IMDB top 250 list is dominated by old movies,

With 72 out of 250 movies form the last 12 years, it appears that there’s more of a bias towards the present. Perhaps more movies are being made these days—or perhaps people prefer current moveis.
- magfrump Jan 3, 2012, 7:37 PM
  17 points
  Parent
  
  There are substantially more movies recently, eyeballing it it looks like about 150 thousand movies were made in the most recent 12 years of the chart, compared to about 350 thousand made in previous years total. That would imply that recent movies are underrepresented very slightly. Removing short films might smooth that slightly, but actually these numbers are about right.
  - Vaniver Jan 3, 2012, 9:18 PM
    3 points
    Parent
    
    Upvoted for doing the research. Woo null hypothesis!
Cthulhoo Jan 3, 2012, 1:36 PM
12 points

new movies are far better than old movies Premise: I don’t necessarily agree with this point.
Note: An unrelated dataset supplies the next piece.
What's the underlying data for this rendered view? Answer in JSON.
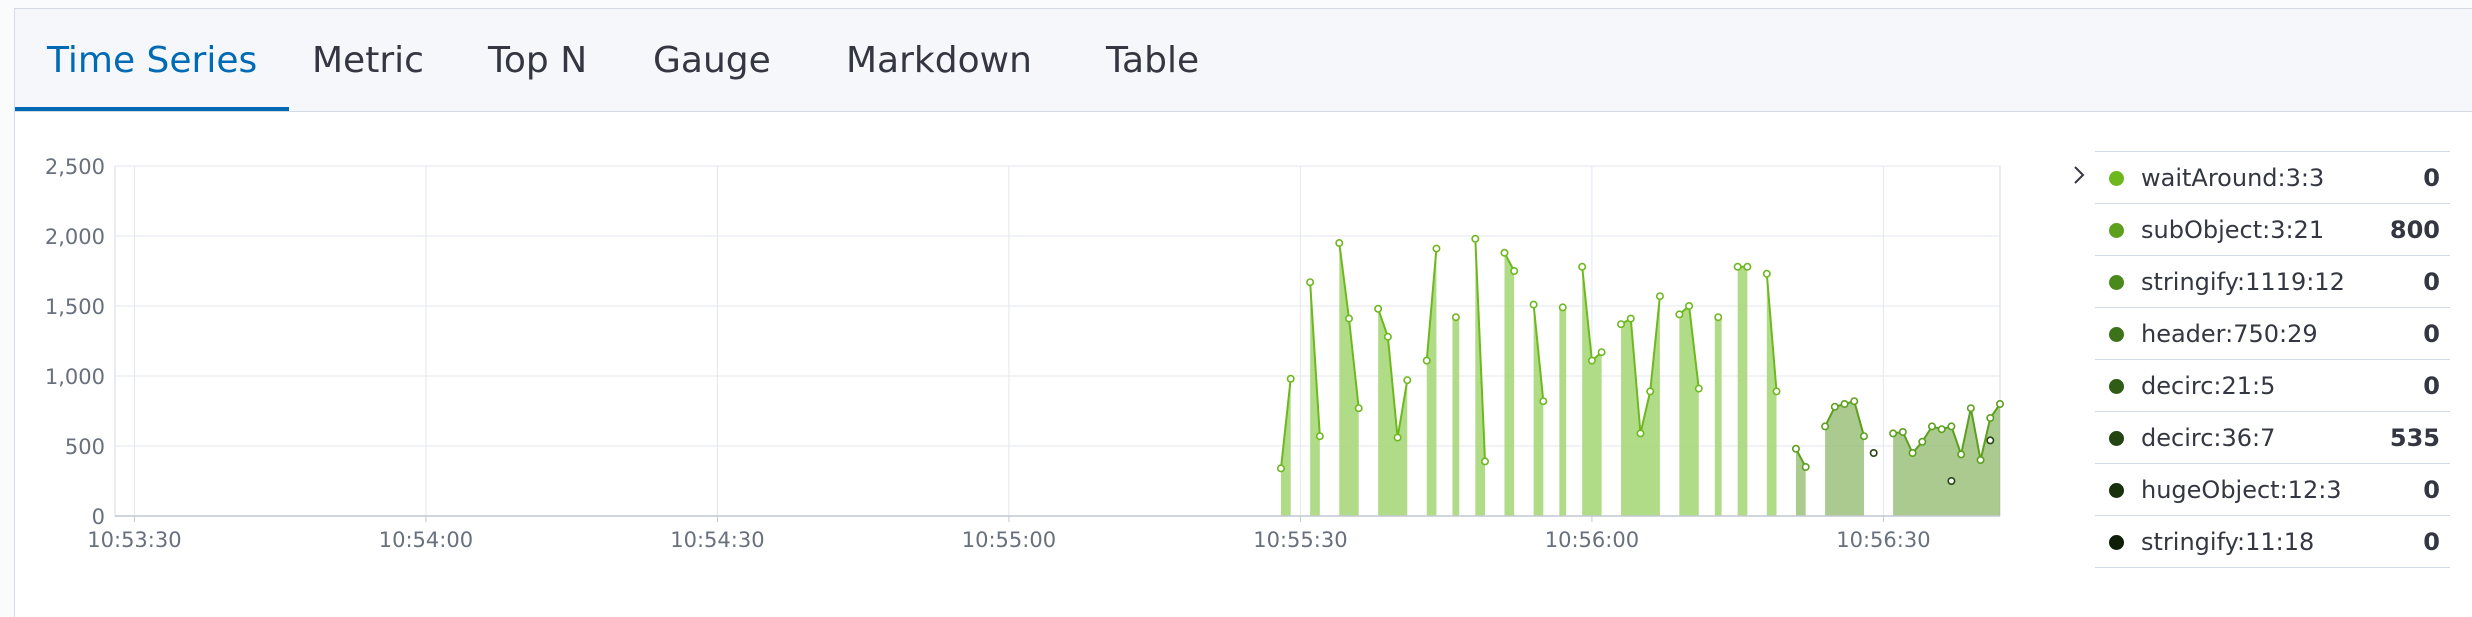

Rate Your Music shows a similar phenomenon, though. The enjoyment of music is in some respect different from the enjoyment of movies, and—if the reason behind the behavior of the two charts is the same (the hypothesis sounds reasonably plausible) - we can maybe identify what the two have in common. Looking at your list of possible causes, they don’t look perfectly like they could give a possible explanation of origin of RYM’s chart, too, but there are indeed some interesting considerations.

For new movies, very wide population have seen it, many not fans of the genre. They vote on IMDB soon after watching

Music fans are different beasts: they usually mix novelties with classics in their discovery of music. It’s still true, though, that you have to more actively search for older music, and therefore are inclined to listen to music that generally meets your tastes. This can be similarly true for movies: you usually go to actively search for an old movie if you like the director, some of the actors or the genre, and it’s probable that you will like the movie in the end. On the contrary, massive advertisement of new movies may convince you to see one that in the end was misrepresented by the trailers and doesn’t meet your tastes.

For old movies, only narrow population of fans have seen it recently. The only people who vote on IMDB are those who’ve seen it recently (atypical fans), or have particularly good memories of it (atypical fans again). People who watched an old movie ages ago but don’t remember much about it are very unlikely to vote on IMDB.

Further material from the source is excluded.